Claudine et ses images

Claudine et ses images

1943 -changement de vie

Il va m'être difficile de donner la chronologie exacte des faits que je vais évoquer. Je reconstitue  selon ce qui me parait logique ! Comment voulez-vous qu'une petite fille de 10 ans ait noté quand  ou quand les évènements se sont passés.

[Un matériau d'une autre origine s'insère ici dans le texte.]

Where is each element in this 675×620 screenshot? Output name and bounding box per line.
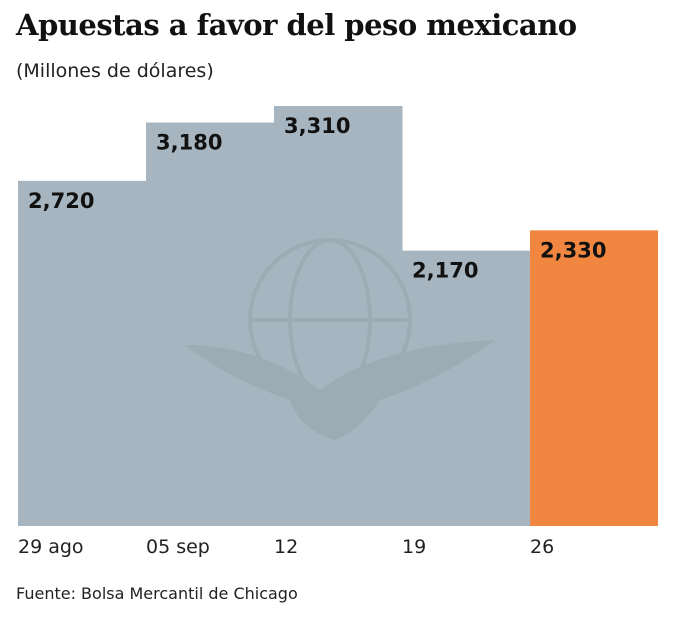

 Il est certain que ma soeur s'est inquiétée de mon indiscipline et a craint que je devienne de plus en plus ingérable. J'avoue !

 

Dans un premier temps, ma marraine qui  habitait vers le jardin du Luxembourg, a proposé de me prendre chez elle. Dans sa loge de concierge ! Et je m'y étais préparée pour la rentrée suivante.

 

Toutefois, certainement à Pâques, je suis partie  avec Grand-mère, en vacances chez tante Thérèse, la jumelle de Raymonde, à Douai, rue Vital Bachelet  prolongée (1), à quelques maisons de celle où j'étais née. Cette dernière, abîmée lors du bombardement de septembre 1939, avait été  laissée par ma marraine et son époux qui avaient d'abord été à Rennes avant de s'installer à Paris.

 

La rue Vital Bachelet prolongée  n'avait de rue que le nom car elle n'était pas goudronnée et dans la terre s'étaient formées des ornières au passage des brouettes de habitants, qui avaient tous des jardins, ou des rares voitures qui s'y aventuraient. Les habitations étaient des baraques en bois. Il fallait aller chercher l'eau potable à une fontaine collective, à une centaine de mètres. Et, pour la lessive, le lavage des légumes, la vaisselle ou  la toilette, on prenait celle de grands réservoirs accolés près des maisons et qui recueillaient la pluie dégoulinant du toit. Autre détail : les sanitaires était "la cabane au fond du jardin". Je n'aimais pas y aller ; il y avait des sortes de gros vers blancs qui se tordaient par terre. Mais pour l'oncle Julien, là se trouvait l'engrais qui faisaient pousser les légumes. Cet oncle d'origine  flamande était arrivé en France  au début de la guerre 14 et avait trouvé  tante Thérèse à son goût, lui avait fait un enfant et l'avait épousée. Ma cousine Irénée avait aussi été précoce et son fils Daniel  était né  quelques  mois avant  moi. Nous étions donc du même âge.

 

Dans cette rue  il y avait beaucoup d'enfants. J'avais pour copines Fernande Delabie et Josiane Péru. Josiane  était la seule fille d'une famille nombreuse. La maison de ses parents était face à celle délaissée par ma marraine. Il y avait une autre fillette, Suzy, qui venait parfois discuter avec nous  et sa maison terminait la rue Vital Bachelet avant qu'elle se prolonge, en perpendiculaire, par la voie aux baraquements. Et sa jolie maison était en brique ! Ensuite étaient des champs. Et ce vaste espace plat permettait de voir au loin, la ville de Douai d'où émergeaient, au dessus des toits, le clocher de l'église Saint Jacques et le beffroi de l'hôtel de ville , qui fut peint par Corot.

 

Les vacances là bas étaient LIBERTE !

 

Et puis un jour, tante Thérèse m'appela. Et ma surprise fut grande de voir un couple dont l'homme semblait être mon père mais la femme une inconnue. J'étais décontenancée  jusqu'à ce qu'on me précise : c'était mon parrain, le frère de papa, et son épouse. Par des photos, j'ai appris, plus tard, que nous étions allés les voir à Lille, cinq ou six ans auparavant  mais je n'en avais aucun souvenir.

 

De retour  à Paris, il fut encore question que j'aille vivre chez marraine

 

J'avais dit au revoir à mes copines de patronage catholique et aux "mères" qui nous distrayaient.

 

Mais papa  s'y est opposé. On ne pouvait pas m'envoyer  habiter dans un lieu si petit !

 

Je me rappelle avoir embrassé, de plaisir, la mère supérieure en annonçant que je restais vivre avec ma soeur et grand mère.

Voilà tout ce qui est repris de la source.